Scène d’une rare modernité, tandis que par les baies vitrées, des engins volants traversent le ciel du Paris de 1966…

 

croisieres siderales 14

 

Enfin, plus philosophiquement, les besoins d’échapper à la Terre, au monde réel jugé insoutenable, de ralentir le temps, d’échapper illusoirement à la vieillesse, sont très bien traités à travers les différents passagers du ballon croisière, qui se croisent au bar. 

La visite sur Vénus trouve alors sa place dans le film, même si aujourd'hui, c'est certainement la partie du film la plus naïve, la plus cliché cinématographique du genre SF des années 30 à 50. 

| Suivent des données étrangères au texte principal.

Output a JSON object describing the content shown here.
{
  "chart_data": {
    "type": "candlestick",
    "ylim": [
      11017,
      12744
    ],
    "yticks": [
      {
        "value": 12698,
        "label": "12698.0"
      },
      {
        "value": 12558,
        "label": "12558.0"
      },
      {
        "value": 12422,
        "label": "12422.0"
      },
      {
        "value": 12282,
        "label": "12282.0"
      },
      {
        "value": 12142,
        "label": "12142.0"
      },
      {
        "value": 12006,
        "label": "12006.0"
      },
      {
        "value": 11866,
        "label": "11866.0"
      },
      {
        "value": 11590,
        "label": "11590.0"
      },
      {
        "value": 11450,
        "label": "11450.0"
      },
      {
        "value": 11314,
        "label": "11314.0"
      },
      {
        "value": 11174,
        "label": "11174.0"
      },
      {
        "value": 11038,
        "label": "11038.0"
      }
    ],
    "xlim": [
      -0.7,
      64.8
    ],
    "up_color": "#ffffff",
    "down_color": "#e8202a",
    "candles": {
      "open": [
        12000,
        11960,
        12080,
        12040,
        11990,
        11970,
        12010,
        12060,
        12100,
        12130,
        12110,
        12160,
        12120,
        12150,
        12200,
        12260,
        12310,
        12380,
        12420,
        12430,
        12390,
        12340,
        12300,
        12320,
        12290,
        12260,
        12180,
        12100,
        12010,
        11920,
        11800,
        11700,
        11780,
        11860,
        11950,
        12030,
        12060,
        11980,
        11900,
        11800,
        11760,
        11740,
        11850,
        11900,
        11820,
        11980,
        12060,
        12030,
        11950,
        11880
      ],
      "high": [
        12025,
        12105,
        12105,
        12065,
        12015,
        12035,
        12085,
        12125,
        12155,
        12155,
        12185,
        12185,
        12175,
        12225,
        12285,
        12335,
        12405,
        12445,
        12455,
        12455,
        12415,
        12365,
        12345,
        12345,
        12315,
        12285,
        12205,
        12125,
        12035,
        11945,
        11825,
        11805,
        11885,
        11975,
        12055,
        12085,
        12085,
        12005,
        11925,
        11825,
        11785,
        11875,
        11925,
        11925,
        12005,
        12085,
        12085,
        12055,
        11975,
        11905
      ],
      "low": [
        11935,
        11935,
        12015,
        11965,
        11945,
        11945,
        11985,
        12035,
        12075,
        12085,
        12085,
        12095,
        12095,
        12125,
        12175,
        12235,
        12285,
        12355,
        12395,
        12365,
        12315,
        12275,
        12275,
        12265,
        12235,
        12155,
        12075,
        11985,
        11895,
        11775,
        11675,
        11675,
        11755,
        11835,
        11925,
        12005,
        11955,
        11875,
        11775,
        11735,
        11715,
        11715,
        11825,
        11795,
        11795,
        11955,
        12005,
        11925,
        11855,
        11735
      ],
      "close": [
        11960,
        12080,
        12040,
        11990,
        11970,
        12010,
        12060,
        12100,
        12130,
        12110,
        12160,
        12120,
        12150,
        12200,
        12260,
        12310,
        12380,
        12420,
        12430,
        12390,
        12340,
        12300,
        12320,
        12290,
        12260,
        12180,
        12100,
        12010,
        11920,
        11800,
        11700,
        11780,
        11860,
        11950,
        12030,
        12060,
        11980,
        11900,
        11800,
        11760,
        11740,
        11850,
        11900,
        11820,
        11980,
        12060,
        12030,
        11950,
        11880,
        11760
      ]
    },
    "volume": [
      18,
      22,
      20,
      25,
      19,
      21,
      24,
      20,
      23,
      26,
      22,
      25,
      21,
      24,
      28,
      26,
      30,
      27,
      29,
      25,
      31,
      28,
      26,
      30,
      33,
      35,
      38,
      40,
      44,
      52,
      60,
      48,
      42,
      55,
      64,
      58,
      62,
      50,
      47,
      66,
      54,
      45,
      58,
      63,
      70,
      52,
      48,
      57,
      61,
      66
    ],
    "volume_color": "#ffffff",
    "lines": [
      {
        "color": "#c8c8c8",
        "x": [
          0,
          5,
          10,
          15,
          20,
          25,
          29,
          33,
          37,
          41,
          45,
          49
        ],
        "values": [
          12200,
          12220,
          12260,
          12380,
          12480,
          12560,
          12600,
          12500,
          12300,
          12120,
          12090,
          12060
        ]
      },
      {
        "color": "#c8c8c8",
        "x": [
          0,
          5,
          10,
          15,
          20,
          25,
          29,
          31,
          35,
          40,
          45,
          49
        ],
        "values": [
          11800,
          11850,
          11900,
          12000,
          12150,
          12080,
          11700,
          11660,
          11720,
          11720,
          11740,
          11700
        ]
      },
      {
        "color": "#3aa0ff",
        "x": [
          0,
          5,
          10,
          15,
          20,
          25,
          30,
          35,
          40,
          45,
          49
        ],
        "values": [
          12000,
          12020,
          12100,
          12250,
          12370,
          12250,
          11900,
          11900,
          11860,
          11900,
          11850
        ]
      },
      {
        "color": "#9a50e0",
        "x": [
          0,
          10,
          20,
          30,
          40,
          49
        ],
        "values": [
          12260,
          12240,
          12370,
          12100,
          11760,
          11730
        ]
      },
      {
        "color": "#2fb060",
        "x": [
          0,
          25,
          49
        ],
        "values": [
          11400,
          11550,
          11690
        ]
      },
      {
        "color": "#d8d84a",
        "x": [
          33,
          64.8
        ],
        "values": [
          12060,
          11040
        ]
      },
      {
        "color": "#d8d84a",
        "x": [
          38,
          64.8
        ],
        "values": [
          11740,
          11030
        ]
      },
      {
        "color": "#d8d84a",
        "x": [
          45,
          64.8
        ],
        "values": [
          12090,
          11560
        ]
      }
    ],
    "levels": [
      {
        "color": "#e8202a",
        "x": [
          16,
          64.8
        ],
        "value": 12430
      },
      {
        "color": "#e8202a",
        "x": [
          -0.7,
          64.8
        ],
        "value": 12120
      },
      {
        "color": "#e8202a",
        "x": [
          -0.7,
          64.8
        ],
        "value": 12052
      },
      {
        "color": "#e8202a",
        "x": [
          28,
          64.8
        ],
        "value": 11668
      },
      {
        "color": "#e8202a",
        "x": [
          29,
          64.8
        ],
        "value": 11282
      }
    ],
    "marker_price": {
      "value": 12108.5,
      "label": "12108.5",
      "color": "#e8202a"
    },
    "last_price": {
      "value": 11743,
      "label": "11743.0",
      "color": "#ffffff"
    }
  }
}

Avec peu de choses, les différents caractères apparaissent et nous touchent, tandis que l’équipage, composé essentiellement de jeunes hôtesses, reste anonyme. Leurs motivations sont profonde, cynique ou superficielle, mais reflètent très bien finalement l’ambiance de la France occupée, déchirée entre sombre réalité et désir d’évasion. 

 

croisieres siderales 7

 

C’est ce mélange de gouaille de titi parisien, de comique de situation servi par des répliques à la Sacha Guitry, d’avancée technologique, de véritable théorie d’astrophysique, de ficelles grossières de scénario, d’anticipation et de critique sociale qui fait le charme de Croisières sidérales, film refusant de se prendre au sérieux et assumant totalement son côté divertissant ; pour au final parvenir à parler du monde réel avec une certaine dureté.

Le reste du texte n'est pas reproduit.